Symphony No. 1
Chevalier de Saint-George
1745 – 1799
Born in Guadeloupe to a minor noble father and a servant originally from Senegal, Joseph Bologne (or Boulogne) de Saint-George was brought to France by his parents in 1749 or thereabouts – the exact dates of his early years are unclear. He received a gentleman’s education under the supervision of Nicolas Texier de La Boëssière, who taught him the arts and letters as well as fencing and horsemanship. The young man was also a music lover and studied violin (probably with Pierre Gaviniès), which instrument he perfectly mastered, and composition with François-Joseph Gossec, a pioneer of the symphony in France.

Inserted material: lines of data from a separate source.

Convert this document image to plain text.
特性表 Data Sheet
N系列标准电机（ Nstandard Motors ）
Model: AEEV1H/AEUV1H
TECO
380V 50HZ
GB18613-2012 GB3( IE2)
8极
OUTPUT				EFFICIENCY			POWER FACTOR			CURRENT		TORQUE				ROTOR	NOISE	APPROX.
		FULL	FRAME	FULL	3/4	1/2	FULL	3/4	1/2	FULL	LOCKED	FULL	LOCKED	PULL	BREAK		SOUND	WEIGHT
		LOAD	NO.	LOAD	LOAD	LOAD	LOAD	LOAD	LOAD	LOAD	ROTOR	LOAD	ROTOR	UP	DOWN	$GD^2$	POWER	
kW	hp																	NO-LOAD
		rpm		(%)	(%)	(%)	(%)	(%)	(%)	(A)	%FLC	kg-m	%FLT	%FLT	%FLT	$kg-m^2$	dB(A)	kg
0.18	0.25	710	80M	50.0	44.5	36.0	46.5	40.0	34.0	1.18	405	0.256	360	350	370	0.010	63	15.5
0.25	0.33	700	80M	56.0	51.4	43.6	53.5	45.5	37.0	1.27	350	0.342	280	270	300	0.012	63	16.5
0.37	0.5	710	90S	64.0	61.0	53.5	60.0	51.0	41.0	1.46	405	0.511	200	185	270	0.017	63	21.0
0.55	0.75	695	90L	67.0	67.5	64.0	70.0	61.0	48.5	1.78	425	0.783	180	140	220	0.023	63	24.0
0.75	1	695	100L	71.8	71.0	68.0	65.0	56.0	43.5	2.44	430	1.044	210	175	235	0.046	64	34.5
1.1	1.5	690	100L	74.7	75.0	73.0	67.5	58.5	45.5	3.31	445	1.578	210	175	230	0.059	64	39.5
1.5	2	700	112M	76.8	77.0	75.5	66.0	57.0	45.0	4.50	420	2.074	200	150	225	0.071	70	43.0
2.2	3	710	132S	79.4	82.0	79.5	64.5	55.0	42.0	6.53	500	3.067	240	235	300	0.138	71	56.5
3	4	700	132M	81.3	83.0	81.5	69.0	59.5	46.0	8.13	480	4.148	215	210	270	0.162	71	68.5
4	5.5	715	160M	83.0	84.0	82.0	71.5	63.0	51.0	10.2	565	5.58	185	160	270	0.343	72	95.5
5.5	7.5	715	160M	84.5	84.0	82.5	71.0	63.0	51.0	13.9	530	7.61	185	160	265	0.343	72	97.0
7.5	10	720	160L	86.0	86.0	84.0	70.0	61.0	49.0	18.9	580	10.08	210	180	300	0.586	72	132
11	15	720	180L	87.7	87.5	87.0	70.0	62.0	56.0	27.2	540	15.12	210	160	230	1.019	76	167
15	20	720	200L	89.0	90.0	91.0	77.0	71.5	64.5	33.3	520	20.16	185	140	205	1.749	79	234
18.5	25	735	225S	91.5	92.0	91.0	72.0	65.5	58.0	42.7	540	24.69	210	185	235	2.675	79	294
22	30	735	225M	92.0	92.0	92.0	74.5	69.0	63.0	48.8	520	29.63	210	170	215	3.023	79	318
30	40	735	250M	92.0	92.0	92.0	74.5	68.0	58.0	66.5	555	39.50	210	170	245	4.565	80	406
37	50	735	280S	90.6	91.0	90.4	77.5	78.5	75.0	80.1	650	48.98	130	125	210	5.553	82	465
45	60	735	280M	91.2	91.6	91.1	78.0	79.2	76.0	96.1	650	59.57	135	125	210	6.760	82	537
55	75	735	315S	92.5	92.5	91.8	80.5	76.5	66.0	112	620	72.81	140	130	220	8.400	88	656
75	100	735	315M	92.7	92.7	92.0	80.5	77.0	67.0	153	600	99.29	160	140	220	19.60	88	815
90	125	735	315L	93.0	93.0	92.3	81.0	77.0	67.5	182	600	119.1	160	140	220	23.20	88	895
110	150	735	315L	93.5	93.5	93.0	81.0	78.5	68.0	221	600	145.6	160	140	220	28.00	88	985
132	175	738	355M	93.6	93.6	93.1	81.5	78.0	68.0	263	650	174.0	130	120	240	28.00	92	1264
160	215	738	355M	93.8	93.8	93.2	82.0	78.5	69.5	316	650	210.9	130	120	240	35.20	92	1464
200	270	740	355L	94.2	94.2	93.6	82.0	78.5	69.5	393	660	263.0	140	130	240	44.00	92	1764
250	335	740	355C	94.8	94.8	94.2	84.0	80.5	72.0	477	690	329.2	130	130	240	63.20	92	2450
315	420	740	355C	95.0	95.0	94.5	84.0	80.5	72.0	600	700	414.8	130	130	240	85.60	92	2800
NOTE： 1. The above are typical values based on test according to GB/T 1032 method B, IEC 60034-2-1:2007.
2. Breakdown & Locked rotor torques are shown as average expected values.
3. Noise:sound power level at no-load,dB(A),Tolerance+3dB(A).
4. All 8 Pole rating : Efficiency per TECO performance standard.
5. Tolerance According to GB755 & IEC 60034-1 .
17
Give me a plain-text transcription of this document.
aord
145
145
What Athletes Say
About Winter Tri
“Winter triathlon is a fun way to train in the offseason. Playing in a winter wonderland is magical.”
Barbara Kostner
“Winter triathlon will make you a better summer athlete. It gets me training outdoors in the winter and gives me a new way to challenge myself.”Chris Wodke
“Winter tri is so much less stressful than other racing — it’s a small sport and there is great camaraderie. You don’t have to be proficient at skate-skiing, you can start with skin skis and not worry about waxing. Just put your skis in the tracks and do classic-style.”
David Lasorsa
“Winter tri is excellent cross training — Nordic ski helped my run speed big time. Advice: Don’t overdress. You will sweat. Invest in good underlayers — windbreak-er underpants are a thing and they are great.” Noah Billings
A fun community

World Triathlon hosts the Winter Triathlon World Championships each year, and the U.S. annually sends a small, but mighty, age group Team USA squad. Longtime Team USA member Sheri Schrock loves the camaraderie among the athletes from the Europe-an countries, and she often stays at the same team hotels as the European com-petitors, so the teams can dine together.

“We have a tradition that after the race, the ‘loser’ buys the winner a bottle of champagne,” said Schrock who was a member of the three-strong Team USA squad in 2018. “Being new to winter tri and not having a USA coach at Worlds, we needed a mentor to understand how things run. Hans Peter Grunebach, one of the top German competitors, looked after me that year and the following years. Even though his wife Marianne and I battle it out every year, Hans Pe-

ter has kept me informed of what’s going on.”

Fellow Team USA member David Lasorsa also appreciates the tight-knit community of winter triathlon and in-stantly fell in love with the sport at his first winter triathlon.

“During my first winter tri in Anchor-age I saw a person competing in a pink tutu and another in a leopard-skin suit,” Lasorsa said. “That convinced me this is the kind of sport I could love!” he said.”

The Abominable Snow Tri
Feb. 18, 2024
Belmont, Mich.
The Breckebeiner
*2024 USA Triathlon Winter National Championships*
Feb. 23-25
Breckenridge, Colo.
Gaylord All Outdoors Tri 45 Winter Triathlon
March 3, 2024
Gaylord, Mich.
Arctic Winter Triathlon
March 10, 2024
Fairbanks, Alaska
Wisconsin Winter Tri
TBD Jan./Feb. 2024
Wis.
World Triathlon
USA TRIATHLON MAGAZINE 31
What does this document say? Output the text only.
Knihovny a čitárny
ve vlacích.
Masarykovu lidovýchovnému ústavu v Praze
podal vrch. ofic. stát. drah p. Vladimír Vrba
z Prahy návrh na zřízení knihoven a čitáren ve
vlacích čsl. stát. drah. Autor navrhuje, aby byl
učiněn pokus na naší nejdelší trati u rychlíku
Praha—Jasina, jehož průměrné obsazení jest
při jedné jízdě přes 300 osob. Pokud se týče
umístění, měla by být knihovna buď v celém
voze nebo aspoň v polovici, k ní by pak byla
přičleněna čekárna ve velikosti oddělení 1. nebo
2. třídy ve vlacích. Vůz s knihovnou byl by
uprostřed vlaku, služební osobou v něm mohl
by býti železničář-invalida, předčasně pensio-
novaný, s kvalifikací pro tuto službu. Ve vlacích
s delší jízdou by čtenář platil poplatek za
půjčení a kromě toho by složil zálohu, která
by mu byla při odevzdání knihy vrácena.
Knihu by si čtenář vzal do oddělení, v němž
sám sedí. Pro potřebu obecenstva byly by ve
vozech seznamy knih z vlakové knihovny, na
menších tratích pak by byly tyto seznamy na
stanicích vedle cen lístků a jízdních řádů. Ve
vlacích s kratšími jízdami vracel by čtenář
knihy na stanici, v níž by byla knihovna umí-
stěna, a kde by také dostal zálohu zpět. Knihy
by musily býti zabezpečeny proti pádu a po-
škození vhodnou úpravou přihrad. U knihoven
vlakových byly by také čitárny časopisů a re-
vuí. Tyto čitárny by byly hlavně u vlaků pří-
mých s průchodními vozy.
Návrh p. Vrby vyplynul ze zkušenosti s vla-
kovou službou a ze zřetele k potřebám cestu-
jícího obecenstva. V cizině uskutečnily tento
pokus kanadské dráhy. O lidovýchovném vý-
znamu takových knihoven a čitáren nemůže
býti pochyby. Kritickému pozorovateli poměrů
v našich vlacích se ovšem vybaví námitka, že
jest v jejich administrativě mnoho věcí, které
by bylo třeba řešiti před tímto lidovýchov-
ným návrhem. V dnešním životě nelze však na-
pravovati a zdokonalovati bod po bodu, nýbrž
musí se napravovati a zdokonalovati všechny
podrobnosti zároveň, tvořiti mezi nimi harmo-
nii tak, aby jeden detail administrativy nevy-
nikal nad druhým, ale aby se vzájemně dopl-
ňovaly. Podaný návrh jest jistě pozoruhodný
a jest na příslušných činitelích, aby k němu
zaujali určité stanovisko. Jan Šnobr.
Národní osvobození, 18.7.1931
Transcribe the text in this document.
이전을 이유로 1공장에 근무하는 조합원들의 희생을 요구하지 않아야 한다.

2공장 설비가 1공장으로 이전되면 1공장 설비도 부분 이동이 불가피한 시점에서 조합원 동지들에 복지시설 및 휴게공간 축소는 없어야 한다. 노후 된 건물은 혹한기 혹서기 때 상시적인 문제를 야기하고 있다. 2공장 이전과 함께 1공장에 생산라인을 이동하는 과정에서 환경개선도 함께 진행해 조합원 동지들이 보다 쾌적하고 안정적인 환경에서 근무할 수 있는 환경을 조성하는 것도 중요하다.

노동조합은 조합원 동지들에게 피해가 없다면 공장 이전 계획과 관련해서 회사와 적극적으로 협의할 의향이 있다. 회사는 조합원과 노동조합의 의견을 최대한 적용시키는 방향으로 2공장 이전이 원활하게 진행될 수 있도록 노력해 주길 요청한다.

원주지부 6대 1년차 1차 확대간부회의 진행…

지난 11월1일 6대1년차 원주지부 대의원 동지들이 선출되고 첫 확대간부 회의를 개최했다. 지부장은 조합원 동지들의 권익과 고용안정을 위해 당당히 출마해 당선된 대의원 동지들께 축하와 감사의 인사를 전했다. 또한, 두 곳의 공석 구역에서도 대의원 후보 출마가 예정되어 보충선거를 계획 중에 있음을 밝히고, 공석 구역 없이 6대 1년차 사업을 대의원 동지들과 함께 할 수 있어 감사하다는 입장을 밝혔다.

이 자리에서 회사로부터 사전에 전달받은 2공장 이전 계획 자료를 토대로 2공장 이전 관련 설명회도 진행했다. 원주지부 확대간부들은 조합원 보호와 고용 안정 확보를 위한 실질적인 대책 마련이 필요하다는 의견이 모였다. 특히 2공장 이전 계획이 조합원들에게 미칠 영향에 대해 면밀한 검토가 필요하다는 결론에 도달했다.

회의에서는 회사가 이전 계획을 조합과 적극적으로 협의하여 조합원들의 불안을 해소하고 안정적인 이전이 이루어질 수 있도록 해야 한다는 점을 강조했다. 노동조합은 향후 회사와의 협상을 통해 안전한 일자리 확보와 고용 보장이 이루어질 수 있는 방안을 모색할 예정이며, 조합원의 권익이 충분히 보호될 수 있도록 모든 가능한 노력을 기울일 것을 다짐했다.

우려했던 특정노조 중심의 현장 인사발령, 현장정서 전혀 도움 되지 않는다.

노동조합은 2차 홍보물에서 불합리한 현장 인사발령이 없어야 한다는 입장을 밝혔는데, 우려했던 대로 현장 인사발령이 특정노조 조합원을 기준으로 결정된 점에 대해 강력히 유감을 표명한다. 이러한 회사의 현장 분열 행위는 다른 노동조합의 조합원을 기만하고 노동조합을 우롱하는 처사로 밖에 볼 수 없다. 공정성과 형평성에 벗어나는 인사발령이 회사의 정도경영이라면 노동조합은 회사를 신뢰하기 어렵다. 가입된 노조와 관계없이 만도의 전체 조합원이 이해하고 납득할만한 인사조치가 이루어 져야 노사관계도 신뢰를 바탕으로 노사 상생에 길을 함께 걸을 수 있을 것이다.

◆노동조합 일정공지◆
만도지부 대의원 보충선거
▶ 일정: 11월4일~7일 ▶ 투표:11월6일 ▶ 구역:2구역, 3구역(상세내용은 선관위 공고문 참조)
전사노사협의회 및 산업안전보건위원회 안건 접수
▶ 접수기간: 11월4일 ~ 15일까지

Gossec also conducted the Concert des Amateurs, the capital city’s leading orchestra, and hired Saint-George as the ensemble’s concertmaster in 1772. A year later, Gossec gave up the position and handed the reins to Saint George. It was around this time that Saint-George made a brief if unsuccessful foray into opera. In 1781, after the Concert des Amateurs was disbanded, Saint-George founded and conducted the Concert de la Loge olympique (he was a Free Mason), which commissioned from the so-called “Paris” symphonies from Haydn. Although protected by the Duc d’Orléans and other high-ranking individuals, Saint-George had to contend with discrimination. For example, he was prevented from becoming director of the Paris Opéra when a cabal backed by a few of the institution’s leading ladies announced they would not take orders from a person of colour. In 1789, Saint-George championed revolutionary ideals and joined the army of the young République.
In addition to a handful of vocal works, ballads and light-opera airs, Saint George left around a dozen violin concertos, two-movement symphonies concertantes for two violins (then a very popular genre in Paris), violin sonatas, string quartets and two symphonies. As Michelle Garnier-Butel notes, “[all] his writing combines an elegant virtuosity with simplicity and the charm of the melodic line.”
Published in 1779 by La Chevardière, his two Symphonies, Op. 11, are examples of the burgeoning classical style, which had become “international” under the influence of the composers of the Mannheim school, Johann Christian Bach and the young Haydn, musicians whose works Parisians could hear at the Concert Spirituel. Their orchestration for strings, two oboes and two horns, based on that of Italian opera overtures, was common at the time, as the early symphonies of Haydn and Mozart show. Saint-George’s Symphony No. 1 in G major has two sonata-form Allegro movements, fine and seductive. In lieu of a slow central movement, the French often abandoned the Italian-style adagio for a romance derived from then-fashionable love songs. Gossec had introduced them into symphonies and Saint-George here follows his example. Light music in the very best sense of the term, Saint-George’s work remains a brilliant example of the French symphony toward the end of the 18th century.